No kidding! The reason is that such ampersands are easily the most common validation error. I heard “Thats does that damn validator wants from me?” more than once. Some know the answer already, but don’t really care. Either it seems so innocent and unimportant that is not worth wasting the time, or code production is so out of control that trying to fix it may bring entire company down.
So who cares about ampersands? Only two? Roger says that unencoded ampersands can be a problem. Inspired by him I wrote a little demo to show how it works.
Nothing too complex — I simply try to pass 14 parameters to my PHP script which displays their values. First link has names of the parameters separated by unencoded ampersands, the second link has properly encoded href attribute. Try clicking them. What do we see? Instead of 14 values we have got only two (more in case you are using Opera — it’s browsers dependent), and they look weird…

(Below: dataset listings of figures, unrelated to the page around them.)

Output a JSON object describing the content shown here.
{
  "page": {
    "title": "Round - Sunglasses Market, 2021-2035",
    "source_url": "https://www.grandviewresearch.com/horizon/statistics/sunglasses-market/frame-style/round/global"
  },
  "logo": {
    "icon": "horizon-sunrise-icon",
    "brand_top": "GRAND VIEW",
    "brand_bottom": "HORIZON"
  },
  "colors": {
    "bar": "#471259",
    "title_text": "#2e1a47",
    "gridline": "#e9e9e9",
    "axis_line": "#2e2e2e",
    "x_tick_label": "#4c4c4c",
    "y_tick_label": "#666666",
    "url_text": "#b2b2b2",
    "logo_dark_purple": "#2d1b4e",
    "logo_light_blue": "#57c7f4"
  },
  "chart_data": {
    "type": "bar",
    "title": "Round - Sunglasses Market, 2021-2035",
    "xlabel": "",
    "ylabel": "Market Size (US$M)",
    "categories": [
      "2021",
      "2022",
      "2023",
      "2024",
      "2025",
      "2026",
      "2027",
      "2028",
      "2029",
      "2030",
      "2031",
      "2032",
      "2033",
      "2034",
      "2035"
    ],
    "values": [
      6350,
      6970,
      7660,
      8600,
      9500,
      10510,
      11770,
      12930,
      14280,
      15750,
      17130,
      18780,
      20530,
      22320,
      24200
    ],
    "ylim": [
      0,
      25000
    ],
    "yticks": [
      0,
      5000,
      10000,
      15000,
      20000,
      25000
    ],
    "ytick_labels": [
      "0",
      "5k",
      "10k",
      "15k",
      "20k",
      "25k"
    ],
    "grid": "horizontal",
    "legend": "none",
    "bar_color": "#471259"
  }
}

Now, can this behaviour break your application? I’ll leave that for you to decide.
One more point to add — valid pages can also behave like this. This is because validator barks not on ampersands in an URL — if ampersand is followed by known entity name validator will be happy. It is an unrecognized entity what produces validation error.
You can check this here. All I did — I just removed parameter dummy from the href. All remaining parameters (except for id which is not precede by ampersand) have their corresponding entities so validator will remain silent. However results produced by the script should make programmer to cry out loudly.
So what can we do? There are some options:
- Do nothing.
- Encode them.
- Avoid ampersands in our
href’s — especially if we pass parameters for the script to extract some content.
Here is more on that. - Avoid ampersands by using different separator. We may use semicolon (;) for that purpose as encouraged by W3C.
If you are using PHP take a look at arg_separator.input and arg_separator.output settings in your php.ini file.